Richard (Rick) Mills

Ahead of the Herd

As a general rule, the most successful man in life is the man who has the best information

In December 2006, Kootenay Silver TSX.V – KTN announced an agreement to acquire 100% interest in the former producing Promontorio Mine and the surrounding properties and mineral rights known as the Promontorio Concession. The claims cover approximately 79,000 hectares and are located in the historic, prolific silver and gold producing Sierra Madre Region of northwest Mexico.

Historical data from Promontorio shows individual holes with 1 kilogram (kg) of silver over 5 meters (m), 10m, 15m and an average silver grade of 367 grams per tonne (g/t). Historic reports also cite widths of 20 meters on average.

The project had seen some sporadic exploration and limited production (once in the 1920s and again in the 1980s) over the years but Kootenay’s exploration efforts represent the first thorough exploration program using highly advanced modern techniques.

Kootenay drilled over 50,000 meters and produced a 43-101 resource report which outlined 21 million ounces of silver equivalent – over 10 million ounces of silver along with substantial amounts of lead and zinc.
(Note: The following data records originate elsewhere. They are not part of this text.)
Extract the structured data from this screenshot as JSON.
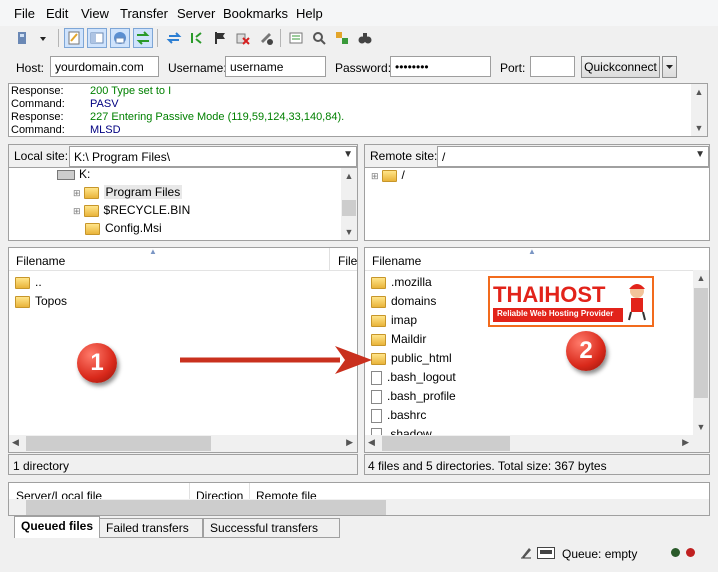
{
  "menu": [
    "File",
    "Edit",
    "View",
    "Transfer",
    "Server",
    "Bookmarks",
    "Help"
  ],
  "quickconnect": {
    "host_label": "Host:",
    "host_value": "yourdomain.com",
    "user_label": "Username:",
    "user_value": "username",
    "pass_label": "Password:",
    "pass_value": "••••••••",
    "port_label": "Port:",
    "port_value": "",
    "button": "Quickconnect"
  },
  "log": [
    {
      "k": "Response:",
      "v": "200 Type set to I",
      "color": "#008000"
    },
    {
      "k": "Command:",
      "v": "PASV",
      "color": "#000080"
    },
    {
      "k": "Response:",
      "v": "227 Entering Passive Mode (119,59,124,33,140,84).",
      "color": "#008000"
    },
    {
      "k": "Command:",
      "v": "MLSD",
      "color": "#000080"
    }
  ],
  "local": {
    "label": "Local site:",
    "path": "K:\\ Program Files\\",
    "tree": [
      "K:",
      "Program Files",
      "$RECYCLE.BIN",
      "Config.Msi"
    ],
    "col_filename": "Filename",
    "col_filesize": "File",
    "files": [
      "..",
      "Topos"
    ],
    "status": "1 directory"
  },
  "remote": {
    "label": "Remote site:",
    "path": "/",
    "tree": [
      "/"
    ],
    "col_filename": "Filename",
    "files": [
      {
        "name": ".mozilla",
        "type": "folder"
      },
      {
        "name": "domains",
        "type": "folder"
      },
      {
        "name": "imap",
        "type": "folder"
      },
      {
        "name": "Maildir",
        "type": "folder"
      },
      {
        "name": "public_html",
        "type": "folder"
      },
      {
        "name": ".bash_logout",
        "type": "file"
      },
      {
        "name": ".bash_profile",
        "type": "file"
      },
      {
        "name": ".bashrc",
        "type": "file"
      },
      {
        "name": ".shadow",
        "type": "file"
      }
    ],
    "status": "4 files and 5 directories. Total size: 367 bytes"
  },
  "queue": {
    "col_server": "Server/Local file",
    "col_direction": "Direction",
    "col_remote": "Remote file"
  },
  "tabs": [
    "Queued files",
    "Failed transfers",
    "Successful transfers"
  ],
  "statusbar": {
    "queue": "Queue: empty"
  },
  "annotations": {
    "badge1": "1",
    "badge2": "2"
  },
  "logo": {
    "title": "THAIHOST",
    "tagline": "Reliable Web Hosting Provider"
  },
  "colors": {
    "badge": "#d9291b",
    "arrow": "#c9301e",
    "logo_border": "#f26b1d",
    "logo_text": "#e2231a"
  }
}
The independent mineral resource estimate from AGP Mining Consultants (AGP), for just the Pit Discovery Zone, comprises Indicated Mineral Resources of 5.22 million tonnes averaging 52.7 g/t silver, 0.86% lead and 0.96% zinc, containing 8.9 million oz Silver, 99.3 million pounds of lead and 110.8 million pounds of zinc.

AGP also estimated that Promontorio contains 0.65 million tonnes averaging 55.7 g/t silver, 0.94% lead and 1.00% zinc in the Inferred category, containing 1.17 million oz Silver,13.4 million pounds of lead and 14.3 million pounds of zinc.

That 43-101 report was published over 18 months ago, since that time KTN has drilled off another 35,000 m – an initial 10,000 m in RC and then 25,000 m of core.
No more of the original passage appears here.